How to produce the same results as yours' ?
I think the results you have are pretty close. For the point cloud rendering, I know meshlab doesn't render points like rtabmap's viewer (which is based on PCL visualizer). You may open the point cloud in pcl_viewer instead. However, that is just a rendering difference, the point cloud looks okay. For the textured mesh, it looks in line to my results too, only the ground look okay and most of the trees are gone. There could be a way to keep more textured trees by setting --texture_depth_error -1 (disabled).
Can you tell me the best tool integrated in rtabmap for mesh production as an example "Alicevision"?
We integrated AliceVision in rtabmap just for the texturing stage (with --multiband option), not the meshing stage. For the meshing stage, we use Poisson algorithm (original paper back in 2006), implementation from PCL library.
Thank you very much for you help I really apperciate it very much, the camera is indeed have a intended misalignment with 10 degree like this urdf
so is there any advice so,
That is fine that the cameras have 10 deg difference, however it seems that in reality they don't because the point clouds would overlap perfectly if the URDF values matched the reality. EDIT: If you are fusing the odometry of both sensors, that could also add errors in the combined odometry.
I really Want to thank you for your help, I have succed on producing the same results as yours
@matlabbe I have a problem when importing the whole map with the following steps in cloud Compare application the scale is very large and no points appear , the box dimension appears to be very large how to solve this ?

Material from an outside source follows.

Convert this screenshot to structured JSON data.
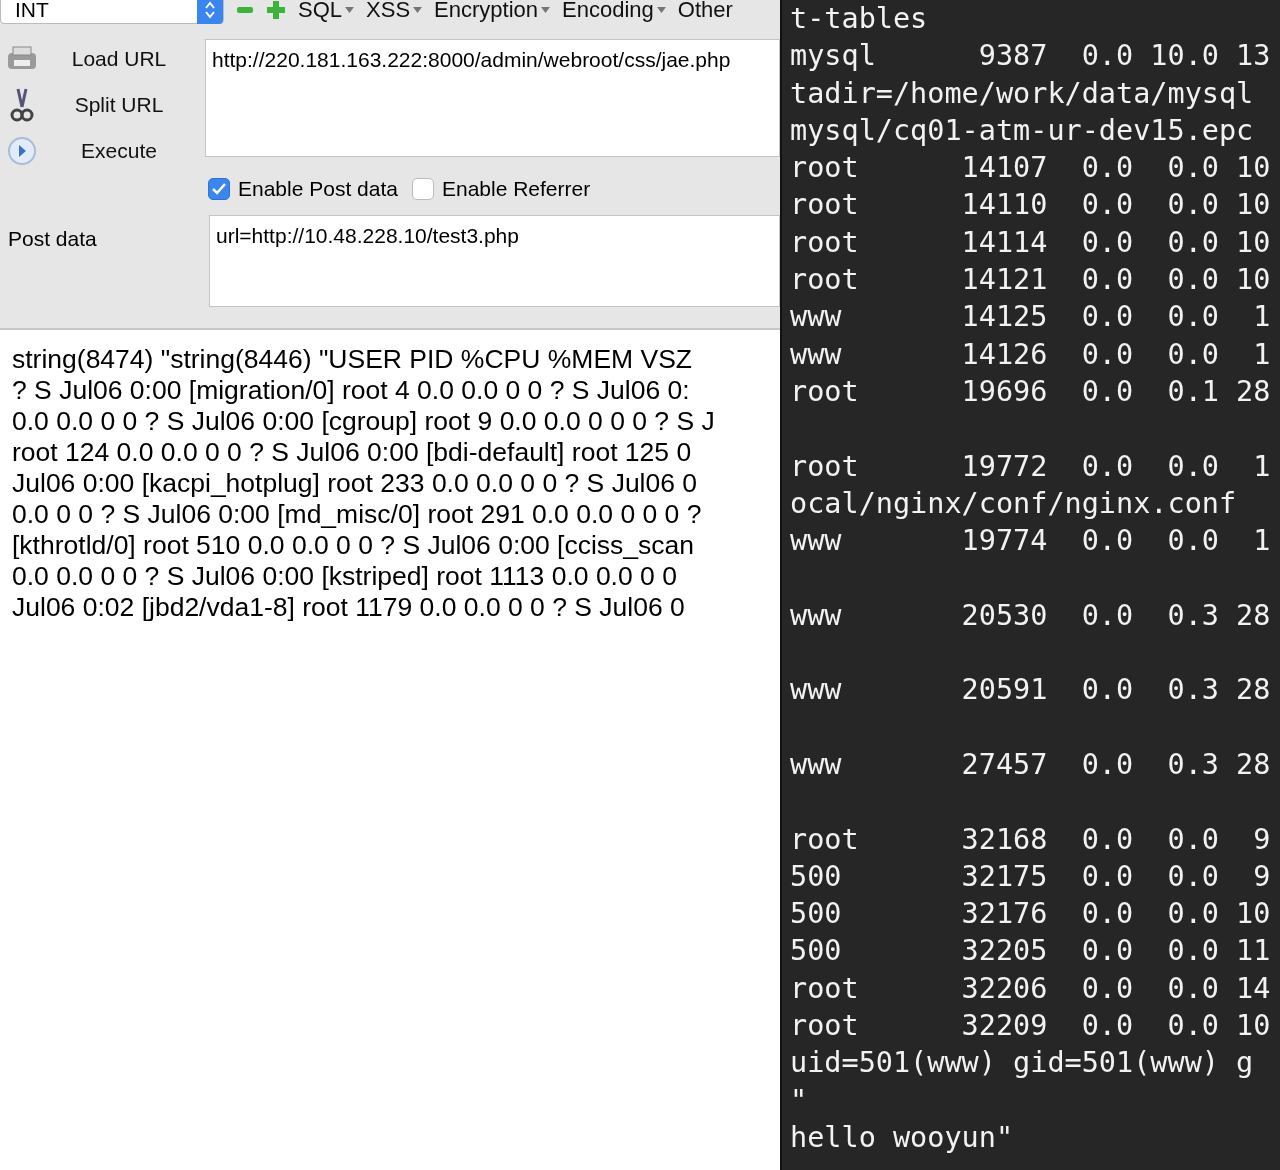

3.4e+38 looks pretty huge, maybe some stereo points that are very far. You can try to export with a maximum depth range to filter spurious very far points. I was using --max_range 10 in my example above to avoid that issue.
@matlabbe Thank you for your reply, I have indeed setting the maximum range to 10, but i have the same problem, the map is fxed when i set the range to maxrange to 4 but this not make any sense as the maximum range of my zed 2i is 30 meter, so is there any parameter should I configure when collecting the database?
In theory, the zed camera can give any distance, unless you've set a hard limit of 30 meters in their config.
I indeed set the hard limit to 30 meter in there config
Can you share the database with that huge 3.4e+38 distance?